Привыкнув к такому холодному отношению коммерсантов, я спокойно стоял у огня и предавался размышлениям, которыми я намерен здесь поделиться с читателями.
Дело в том, что, стоя у печки, я мысленно исследовал публику и нашел, что ее можно разделить на три категории — на покупающую, читающую и избранную публику, подобно тому, как многие мистики различают в человеке тело, душу и дух. Тело, или покупающая публика, состоящая из дельных теоретиков и дельцов-практиков, это истинное corpus callosum империи, требует и покупает самые крупные, объемистые и увесистые книги и поступает с ними как женщины с поваренными книгами, а именно — раскрывает, чтобы работать, руководствуясь ими. С точки зрения этой части публики, на свете имеется два рода явных безумцев, отличающихся друг от друга лишь направлением своих сумасбродных идей, причем у одного рода это направление слишком глубокое, а у другого — слишком высокое, — короче говоря, здесь подразумеваются философы и поэты. Уже Нодеус, перечисляя ученых, которые за их познания в средние века почитались чародеями, делает остроумное замечание, что это случалось лишь с философами, но отнюдь не с юристами и теологами; а в настоящее время, когда благородный образ чародея и мага, spiritus rector'ом и шотландским великим мастером которого был сам сатана, унижен кличкой шарлатана или циркового мага и фокусника, философ вынужден мириться с тем, что и его трактуют как такового.
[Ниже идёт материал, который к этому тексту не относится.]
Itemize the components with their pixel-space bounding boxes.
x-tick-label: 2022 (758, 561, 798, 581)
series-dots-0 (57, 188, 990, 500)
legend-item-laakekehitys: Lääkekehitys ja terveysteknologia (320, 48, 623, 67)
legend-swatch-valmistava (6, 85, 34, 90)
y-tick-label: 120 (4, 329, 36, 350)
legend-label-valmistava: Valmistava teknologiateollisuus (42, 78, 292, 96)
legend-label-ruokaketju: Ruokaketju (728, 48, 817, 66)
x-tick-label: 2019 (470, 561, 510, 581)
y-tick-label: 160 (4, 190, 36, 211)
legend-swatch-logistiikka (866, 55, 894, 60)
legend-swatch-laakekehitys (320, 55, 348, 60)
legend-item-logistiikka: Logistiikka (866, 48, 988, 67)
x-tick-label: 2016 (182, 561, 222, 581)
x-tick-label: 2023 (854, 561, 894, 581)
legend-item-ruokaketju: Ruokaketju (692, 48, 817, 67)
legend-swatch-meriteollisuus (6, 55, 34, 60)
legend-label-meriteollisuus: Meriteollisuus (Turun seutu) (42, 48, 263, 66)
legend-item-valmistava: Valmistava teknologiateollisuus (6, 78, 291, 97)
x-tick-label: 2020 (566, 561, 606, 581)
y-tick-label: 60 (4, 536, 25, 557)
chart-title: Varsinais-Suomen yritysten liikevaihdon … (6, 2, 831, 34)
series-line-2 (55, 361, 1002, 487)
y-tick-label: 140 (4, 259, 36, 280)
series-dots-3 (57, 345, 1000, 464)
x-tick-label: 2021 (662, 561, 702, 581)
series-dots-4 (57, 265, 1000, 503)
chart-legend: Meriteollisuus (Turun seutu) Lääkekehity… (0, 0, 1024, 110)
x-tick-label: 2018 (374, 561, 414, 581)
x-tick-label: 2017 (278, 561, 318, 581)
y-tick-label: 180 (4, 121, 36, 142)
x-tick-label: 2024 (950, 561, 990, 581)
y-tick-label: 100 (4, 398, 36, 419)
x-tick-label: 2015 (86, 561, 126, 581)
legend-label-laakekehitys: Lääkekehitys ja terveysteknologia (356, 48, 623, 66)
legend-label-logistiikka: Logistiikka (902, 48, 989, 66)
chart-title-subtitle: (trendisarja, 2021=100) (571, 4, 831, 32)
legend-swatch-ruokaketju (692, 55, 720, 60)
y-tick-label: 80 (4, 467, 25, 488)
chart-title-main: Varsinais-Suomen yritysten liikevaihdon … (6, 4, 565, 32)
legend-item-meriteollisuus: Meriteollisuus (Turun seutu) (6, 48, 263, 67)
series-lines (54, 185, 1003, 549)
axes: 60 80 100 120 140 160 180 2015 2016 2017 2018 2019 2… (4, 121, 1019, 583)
Участь поэта еще плачевнее: философ все же имеет в университете свой четвертый факультет, является должностным лицом и может читать лекции по своим предметам; но поэт — ничто и ничего собою не представляет в государстве, — иначе он не рождался бы поэтом, а производился в этот чин имперской дворцовой канцелярией, — и люди, которые считают себя в праве его критиковать, бесцеремонно упрекают его за то, что он пользуется выражениями, не принятыми ни в быту, ни в синодальной переписке, ни в общих служебных уставах, ни в conclusis имперского дворцового совета, ни в медицинских диагнозах и в историях болезней; за то, что он явно расхаживает на ходулях; за то, что он напыщен и никогда не изъясняется достаточно подробно или кратко. Однако я убежден, что подобные суждения о поэте не менее правильны, чем классификация соловьев у Линнея, который не обратил внимания на их пение, а потому справедливо причислил их к смешным трясогузкам, отличающимся угловатостью движений.
Вторая часть публики — душа, или читающая публика, — состоит из девушек, юношей и праздных людей, Я воздам ей хвалу в дальнейшем, ибо она читает всех нас, причем имеет привычку пропускать непонятные страницы, заполненные лишь умствованиями и болтовней, предпочитая, подобно честному судье и следователю, придерживаться фактов.